Lords debates Immigration Health Charge
29 November 2018
Members of the Lords discussed draft regulations on health charges for long term migrants on Wednesday 28 November.
- Catch up on Parliament TV
- Read the Lords Hansard transcript
- 3rd report of the Lords Secondary Legislation Scrutiny Committee Sub Committee A (PDF)
- Immigration (Health Charge) Order 2018 (external website)
- What is a statutory instrument?
- What is a parliamentary motion?
Immigration (Health Charge) (Amendment) Order 2018
This statutory instrument makes provision to revise the level of the Immigration Health Charge to £400 per person per year (£300 for students) based on a revised estimate of the actual cost of treatment as an average of £470 per charge payer per year. The Order also establishes that where the charge is paid in a currency other than sterling the Home Office exchange rate will apply.
The Immigration Health Charge is a levy placed on temporary migrants from non-EEA countries (Australia and New Zealand excepted) as a contribution to the costs of the National Health Service (NHS) while the person is in the UK.
Lord Rosser (Labour) proposed a motion to regret against the regulations, on the grounds that it provides for an unaffordable level of fee, particularly for those who came to the UK as young children; does not take into account the contribution of migrants who are taxpayers; and may have a detrimental effect on recruitment for key public services, including nursing.
Following a short debate, Lords Rosser withdrew his motion and the draft order was approved.
If agreed, this motion would not have stopped the regulations, but would have provided an opportunity for the House to put on record its regret and to note the findings of the Secondary Legislation Scrutiny Committee report.
How do these draft instruments become law?

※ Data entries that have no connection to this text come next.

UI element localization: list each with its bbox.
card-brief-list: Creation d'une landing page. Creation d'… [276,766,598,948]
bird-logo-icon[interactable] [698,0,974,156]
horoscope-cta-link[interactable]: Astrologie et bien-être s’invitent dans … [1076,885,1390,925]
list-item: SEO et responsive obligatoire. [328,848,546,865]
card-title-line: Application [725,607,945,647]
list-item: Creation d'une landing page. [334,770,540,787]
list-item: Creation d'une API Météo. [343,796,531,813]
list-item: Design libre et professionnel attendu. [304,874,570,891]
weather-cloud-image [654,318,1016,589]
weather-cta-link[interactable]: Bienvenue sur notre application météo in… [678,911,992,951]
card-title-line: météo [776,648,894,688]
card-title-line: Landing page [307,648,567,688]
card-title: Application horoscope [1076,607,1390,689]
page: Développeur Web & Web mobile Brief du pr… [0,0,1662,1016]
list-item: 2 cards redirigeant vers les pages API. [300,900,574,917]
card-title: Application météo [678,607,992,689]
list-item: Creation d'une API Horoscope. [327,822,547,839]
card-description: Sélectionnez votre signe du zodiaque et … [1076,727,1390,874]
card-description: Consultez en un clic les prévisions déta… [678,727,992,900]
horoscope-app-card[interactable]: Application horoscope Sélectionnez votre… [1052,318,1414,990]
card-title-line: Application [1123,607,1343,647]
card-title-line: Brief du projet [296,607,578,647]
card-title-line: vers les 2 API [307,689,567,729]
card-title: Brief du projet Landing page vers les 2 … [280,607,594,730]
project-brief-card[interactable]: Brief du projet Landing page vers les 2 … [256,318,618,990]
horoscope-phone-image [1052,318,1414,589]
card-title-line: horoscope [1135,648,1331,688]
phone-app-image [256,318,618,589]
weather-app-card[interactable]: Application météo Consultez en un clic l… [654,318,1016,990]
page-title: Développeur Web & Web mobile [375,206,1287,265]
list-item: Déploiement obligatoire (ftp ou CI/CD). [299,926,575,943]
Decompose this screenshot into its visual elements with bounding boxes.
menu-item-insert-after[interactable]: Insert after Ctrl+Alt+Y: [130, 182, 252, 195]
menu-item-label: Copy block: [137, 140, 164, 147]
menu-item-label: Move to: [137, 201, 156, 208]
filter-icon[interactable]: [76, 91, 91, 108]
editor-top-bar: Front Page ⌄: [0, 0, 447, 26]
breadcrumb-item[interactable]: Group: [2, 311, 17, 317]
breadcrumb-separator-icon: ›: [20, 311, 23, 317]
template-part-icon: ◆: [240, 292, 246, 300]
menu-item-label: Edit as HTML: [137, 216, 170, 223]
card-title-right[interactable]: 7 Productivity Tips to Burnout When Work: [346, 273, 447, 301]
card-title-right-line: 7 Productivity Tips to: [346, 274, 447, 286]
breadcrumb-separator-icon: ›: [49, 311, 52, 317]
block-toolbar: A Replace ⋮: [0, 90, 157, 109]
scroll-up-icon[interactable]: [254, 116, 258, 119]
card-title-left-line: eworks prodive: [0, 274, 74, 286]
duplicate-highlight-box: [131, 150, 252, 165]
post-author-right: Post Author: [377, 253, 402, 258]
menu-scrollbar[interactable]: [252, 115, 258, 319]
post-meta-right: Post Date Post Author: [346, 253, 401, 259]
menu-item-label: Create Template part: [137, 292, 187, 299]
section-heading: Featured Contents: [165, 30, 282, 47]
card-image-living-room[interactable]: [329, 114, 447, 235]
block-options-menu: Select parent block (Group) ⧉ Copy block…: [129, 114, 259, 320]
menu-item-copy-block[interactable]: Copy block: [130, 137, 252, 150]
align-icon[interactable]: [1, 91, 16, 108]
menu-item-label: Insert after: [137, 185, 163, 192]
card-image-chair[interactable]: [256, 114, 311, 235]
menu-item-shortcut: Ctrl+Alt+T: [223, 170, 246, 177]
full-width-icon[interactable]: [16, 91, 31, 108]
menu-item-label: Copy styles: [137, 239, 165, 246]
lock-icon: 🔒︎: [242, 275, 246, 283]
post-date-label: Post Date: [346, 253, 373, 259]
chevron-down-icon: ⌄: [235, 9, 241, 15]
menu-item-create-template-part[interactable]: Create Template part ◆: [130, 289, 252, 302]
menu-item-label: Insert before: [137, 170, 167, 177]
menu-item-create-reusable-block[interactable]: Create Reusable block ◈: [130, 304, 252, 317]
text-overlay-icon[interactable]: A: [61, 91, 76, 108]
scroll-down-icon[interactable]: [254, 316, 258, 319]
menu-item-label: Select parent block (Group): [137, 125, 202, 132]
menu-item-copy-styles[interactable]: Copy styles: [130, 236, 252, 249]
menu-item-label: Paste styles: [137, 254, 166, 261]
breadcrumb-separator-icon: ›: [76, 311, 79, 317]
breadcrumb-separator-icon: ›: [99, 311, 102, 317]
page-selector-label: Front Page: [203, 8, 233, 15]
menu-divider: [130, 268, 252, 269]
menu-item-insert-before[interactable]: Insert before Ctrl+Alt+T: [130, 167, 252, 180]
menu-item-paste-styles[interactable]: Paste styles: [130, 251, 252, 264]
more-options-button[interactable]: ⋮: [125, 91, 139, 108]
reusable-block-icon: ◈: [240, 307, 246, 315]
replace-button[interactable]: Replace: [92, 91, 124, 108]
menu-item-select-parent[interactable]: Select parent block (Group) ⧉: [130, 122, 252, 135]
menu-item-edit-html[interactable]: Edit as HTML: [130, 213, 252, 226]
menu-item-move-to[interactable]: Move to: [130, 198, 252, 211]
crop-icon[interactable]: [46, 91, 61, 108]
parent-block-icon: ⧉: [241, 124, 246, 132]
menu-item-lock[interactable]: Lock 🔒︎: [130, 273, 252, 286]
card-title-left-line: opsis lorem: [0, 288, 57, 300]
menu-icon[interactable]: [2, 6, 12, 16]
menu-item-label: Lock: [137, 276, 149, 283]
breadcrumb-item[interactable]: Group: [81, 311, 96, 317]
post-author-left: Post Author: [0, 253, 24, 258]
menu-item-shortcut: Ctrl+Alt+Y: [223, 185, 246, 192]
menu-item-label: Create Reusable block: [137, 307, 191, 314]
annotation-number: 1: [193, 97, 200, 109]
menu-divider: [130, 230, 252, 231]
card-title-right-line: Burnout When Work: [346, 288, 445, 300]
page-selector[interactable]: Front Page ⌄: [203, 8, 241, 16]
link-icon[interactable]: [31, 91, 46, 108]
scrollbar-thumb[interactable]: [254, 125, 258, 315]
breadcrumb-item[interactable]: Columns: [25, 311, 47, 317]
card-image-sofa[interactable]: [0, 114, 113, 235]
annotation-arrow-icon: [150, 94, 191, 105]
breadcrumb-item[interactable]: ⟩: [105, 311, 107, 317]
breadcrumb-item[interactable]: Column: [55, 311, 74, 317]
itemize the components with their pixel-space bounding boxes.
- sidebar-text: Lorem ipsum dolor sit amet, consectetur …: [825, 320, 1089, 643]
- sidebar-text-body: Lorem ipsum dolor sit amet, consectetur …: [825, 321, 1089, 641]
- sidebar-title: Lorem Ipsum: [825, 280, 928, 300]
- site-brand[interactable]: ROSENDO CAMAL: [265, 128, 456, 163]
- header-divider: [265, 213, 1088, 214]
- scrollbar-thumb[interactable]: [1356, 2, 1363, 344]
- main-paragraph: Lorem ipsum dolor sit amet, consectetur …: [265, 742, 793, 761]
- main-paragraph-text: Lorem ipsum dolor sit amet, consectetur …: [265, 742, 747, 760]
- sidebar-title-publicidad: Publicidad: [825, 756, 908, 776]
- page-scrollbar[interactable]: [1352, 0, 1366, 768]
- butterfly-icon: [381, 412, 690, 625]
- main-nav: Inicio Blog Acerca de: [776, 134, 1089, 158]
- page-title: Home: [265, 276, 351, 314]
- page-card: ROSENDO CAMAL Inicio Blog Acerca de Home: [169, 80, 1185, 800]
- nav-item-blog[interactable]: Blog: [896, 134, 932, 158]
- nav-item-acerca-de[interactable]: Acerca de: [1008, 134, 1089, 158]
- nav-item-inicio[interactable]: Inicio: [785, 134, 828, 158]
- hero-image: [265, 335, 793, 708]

These regulations are presented as a Statutory Instrument (SI). An Act of Parliament will often contain a broad framework and statutory instruments are used to provide the necessary detail that would be too complex to include in the Act itself. They are also easier to change than an Act – for example to upgrade a rate of payment each year or amend the necessary forms in the light of experience.
This instrument is subject to the affirmative procedure, which means it must be agreed by both Houses of Parliament before it can be made law. A vote can be taken on them if the House wishes but is not essential.